With no prior knowledge of the stances of the people I interviewed I approached the conversation very causally. I have found that a more conversation-based word exchange is better than just shooting out questions. When talking about controversial issues I try to avoid “attacking” or offending the person at all costs. Therefore I started saying what their beliefs were on birth. Simply that so there was no wrong answer and I would have more of a foundation of their thoughts to work with. I respect the request to kept names unsaid, and so I apologize for using mostly he/she’s.
Marriage=babies?
I was pleased to find that one of the first people I started talking to about birth was comfortable talking to me (practically a stranger) about it. I felt that the frame of her plan was very similar to the dominant one of our society. Initially we discussed the factor of age. What age is too early to be thinking about having children? Personally she thought it all depended on age, “It is a matter of maturity, 17 or 27.” We continued our talk, making it more personally. She talked about how she “wasn’t ready to have a child now” nor did she want one right now, but when she finds the right person that’s when she would consider children. I think its strange how people go on a search for the right one and only then do they consider children.

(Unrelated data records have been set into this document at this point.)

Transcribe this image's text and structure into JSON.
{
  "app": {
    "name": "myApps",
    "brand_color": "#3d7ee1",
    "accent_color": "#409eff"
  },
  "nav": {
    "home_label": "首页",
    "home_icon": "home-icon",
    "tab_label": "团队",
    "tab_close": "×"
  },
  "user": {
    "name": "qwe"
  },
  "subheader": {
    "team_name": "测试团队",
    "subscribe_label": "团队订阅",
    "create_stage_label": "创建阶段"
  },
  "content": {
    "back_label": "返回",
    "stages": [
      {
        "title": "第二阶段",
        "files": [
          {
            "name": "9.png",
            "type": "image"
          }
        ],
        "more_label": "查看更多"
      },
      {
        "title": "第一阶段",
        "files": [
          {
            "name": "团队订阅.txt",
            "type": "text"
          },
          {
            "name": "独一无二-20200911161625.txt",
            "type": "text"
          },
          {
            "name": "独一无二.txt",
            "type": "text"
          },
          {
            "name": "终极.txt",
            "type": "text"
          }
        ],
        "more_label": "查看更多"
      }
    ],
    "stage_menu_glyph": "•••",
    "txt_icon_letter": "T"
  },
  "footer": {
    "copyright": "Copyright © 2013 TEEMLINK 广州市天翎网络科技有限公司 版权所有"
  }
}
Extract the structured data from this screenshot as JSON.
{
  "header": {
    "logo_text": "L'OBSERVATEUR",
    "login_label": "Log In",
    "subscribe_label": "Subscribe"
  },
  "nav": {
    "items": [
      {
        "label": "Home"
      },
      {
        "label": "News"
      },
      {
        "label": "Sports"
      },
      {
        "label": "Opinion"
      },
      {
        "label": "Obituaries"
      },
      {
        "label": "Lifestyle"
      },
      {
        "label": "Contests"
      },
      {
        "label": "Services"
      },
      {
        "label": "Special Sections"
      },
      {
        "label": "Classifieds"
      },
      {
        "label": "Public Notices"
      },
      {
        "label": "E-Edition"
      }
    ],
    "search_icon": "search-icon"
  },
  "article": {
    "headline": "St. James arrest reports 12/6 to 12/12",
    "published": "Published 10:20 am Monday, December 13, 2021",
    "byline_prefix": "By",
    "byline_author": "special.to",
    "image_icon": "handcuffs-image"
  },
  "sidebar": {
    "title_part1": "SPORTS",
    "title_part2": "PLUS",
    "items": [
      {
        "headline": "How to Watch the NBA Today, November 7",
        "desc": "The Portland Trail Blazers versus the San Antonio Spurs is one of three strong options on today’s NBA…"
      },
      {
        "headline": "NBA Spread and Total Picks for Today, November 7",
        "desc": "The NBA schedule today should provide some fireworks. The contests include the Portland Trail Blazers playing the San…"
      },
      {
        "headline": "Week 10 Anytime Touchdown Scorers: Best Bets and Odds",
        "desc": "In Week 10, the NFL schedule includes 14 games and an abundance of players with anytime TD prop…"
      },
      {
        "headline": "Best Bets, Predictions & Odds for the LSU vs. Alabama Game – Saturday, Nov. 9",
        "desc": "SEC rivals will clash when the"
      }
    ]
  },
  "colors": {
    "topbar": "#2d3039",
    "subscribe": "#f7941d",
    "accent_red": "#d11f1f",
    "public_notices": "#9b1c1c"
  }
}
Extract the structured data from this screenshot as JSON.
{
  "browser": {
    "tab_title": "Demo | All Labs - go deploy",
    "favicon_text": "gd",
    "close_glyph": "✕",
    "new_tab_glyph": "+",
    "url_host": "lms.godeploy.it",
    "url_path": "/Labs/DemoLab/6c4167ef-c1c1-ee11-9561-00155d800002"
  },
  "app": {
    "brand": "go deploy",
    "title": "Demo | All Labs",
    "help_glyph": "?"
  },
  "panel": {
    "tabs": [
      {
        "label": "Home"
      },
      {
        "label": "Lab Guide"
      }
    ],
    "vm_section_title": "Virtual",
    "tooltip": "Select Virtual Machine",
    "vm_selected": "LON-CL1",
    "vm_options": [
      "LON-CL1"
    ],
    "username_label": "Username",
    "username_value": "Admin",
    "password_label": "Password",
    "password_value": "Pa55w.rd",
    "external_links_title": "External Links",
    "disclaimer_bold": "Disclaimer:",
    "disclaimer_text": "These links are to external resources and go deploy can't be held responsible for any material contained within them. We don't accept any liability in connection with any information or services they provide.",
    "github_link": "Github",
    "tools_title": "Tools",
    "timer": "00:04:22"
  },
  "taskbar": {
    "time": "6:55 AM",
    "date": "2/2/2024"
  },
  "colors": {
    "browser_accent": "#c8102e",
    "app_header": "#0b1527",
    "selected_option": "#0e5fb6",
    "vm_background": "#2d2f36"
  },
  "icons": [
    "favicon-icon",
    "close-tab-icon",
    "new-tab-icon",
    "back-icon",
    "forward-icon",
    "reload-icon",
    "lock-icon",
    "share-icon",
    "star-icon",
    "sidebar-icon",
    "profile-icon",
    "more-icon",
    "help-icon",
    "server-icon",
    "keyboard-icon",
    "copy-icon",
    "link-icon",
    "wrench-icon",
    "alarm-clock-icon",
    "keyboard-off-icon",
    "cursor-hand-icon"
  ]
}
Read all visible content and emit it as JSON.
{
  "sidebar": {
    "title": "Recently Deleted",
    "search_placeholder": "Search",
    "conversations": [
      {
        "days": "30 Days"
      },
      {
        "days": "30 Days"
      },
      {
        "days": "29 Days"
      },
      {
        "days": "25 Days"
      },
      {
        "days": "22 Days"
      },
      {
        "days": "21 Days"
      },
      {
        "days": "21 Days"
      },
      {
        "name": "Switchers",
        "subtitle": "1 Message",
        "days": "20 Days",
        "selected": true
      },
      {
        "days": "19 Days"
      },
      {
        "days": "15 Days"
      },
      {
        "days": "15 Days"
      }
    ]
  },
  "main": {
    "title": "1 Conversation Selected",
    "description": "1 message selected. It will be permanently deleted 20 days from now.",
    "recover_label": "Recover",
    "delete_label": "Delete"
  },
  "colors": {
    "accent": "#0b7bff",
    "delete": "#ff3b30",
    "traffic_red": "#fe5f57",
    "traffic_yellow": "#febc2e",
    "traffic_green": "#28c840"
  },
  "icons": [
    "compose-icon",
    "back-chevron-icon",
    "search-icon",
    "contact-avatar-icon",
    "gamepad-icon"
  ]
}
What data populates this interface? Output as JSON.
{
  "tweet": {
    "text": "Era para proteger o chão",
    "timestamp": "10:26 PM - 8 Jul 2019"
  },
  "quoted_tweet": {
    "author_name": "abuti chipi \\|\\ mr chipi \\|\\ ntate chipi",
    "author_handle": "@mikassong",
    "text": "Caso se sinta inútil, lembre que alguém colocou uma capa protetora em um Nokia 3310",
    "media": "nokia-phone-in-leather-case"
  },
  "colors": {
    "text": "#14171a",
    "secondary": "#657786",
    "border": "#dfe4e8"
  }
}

It seems like an important step in our society of the American dream. This was a common thought with the second person I interviewed. He thought it was better to have children when two people were married, “its better for the child physiologically to have parents that are closer together.” Theoretically he thinks that a marriage makes parents look “established” and stronger. This justifies why marriage is better for the child. While the parents are in a bond hard to get out of it forces the family together. But above all “Parenting together would just makes everything easier.”
Celebration
If you did not already hear the term baby shower what would you have thought? Person number 3 described an experience going to a baby shower, “It was all her girl friend celebrating her baby.” A baby shower is simply a way to welcome the baby and congratulate the mom to be. Who came up with that? We discussed the topic further, although she didn’t seem very interested. She did not see what I personally found so strange with the process of a baby shower. Although I have no first hand experience, I’m not one to judge. She discussed with me what she knew. That baby showers are usually only held for the first child. But gave no reasoning, if its purpose is to congratulate the mom to be then a baby shower for your first born signifies your role forever as a mother?